Reading Michael Innes’s mysteries in publication order with the Reading the Detectives group.
The previous few novels tried my patience sorely, with their extravagant South Seas and South American fantasy plots, but with The Weight of the Evidence Innes has come home—to a murder committed in an academic setting. This time it’s an imaginary provincial university of the second tier. A professor, sitting in the sun in a quad, has had a meteorite drop on him (not from the sky, from a university tower). Appleby is called in to assist the local constabulary in detecting.
Innes himself (in reality, J. I. M. Stewart) was a don, so he loves erudite chitchat and plots based on obscure scholarly points. This story has a wealth of intellectual characters (too many for some readers, but I didn’t have trouble remember who was who, perhaps because I was reading in paperback), most of whom had opportunity and more or less motive to commit the crime.

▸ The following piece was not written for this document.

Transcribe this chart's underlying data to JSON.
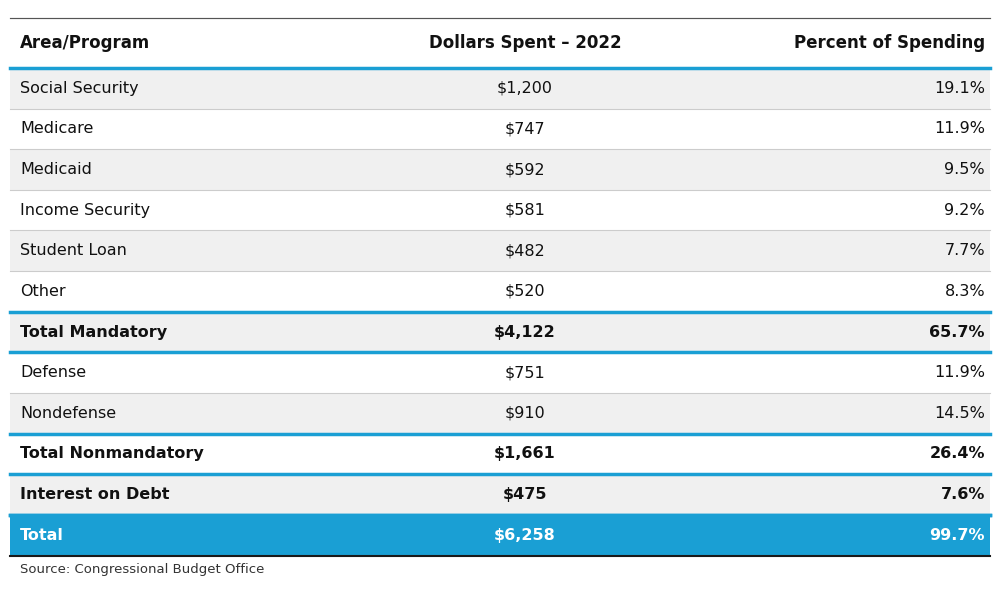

Innes also has a remarkably sharp eye for social nuance, which adds to the fun for me. Appleby often seems to be pursuing his detection in a random and inconsequential manner, but in this story we got to see his notes near the end, where he lays out the key elements of the mystery. Even then I was baffled, so the dénouement surprised me and I was happy to chalk up one for Innes. All I will tell you is that nothing is as it seems.
Some people find the academic waffle a bit much, but I ate it up with a spoon. This gave me everything I want in a detective novel—weird characters, tangled method, and a resolution I didn’t see coming.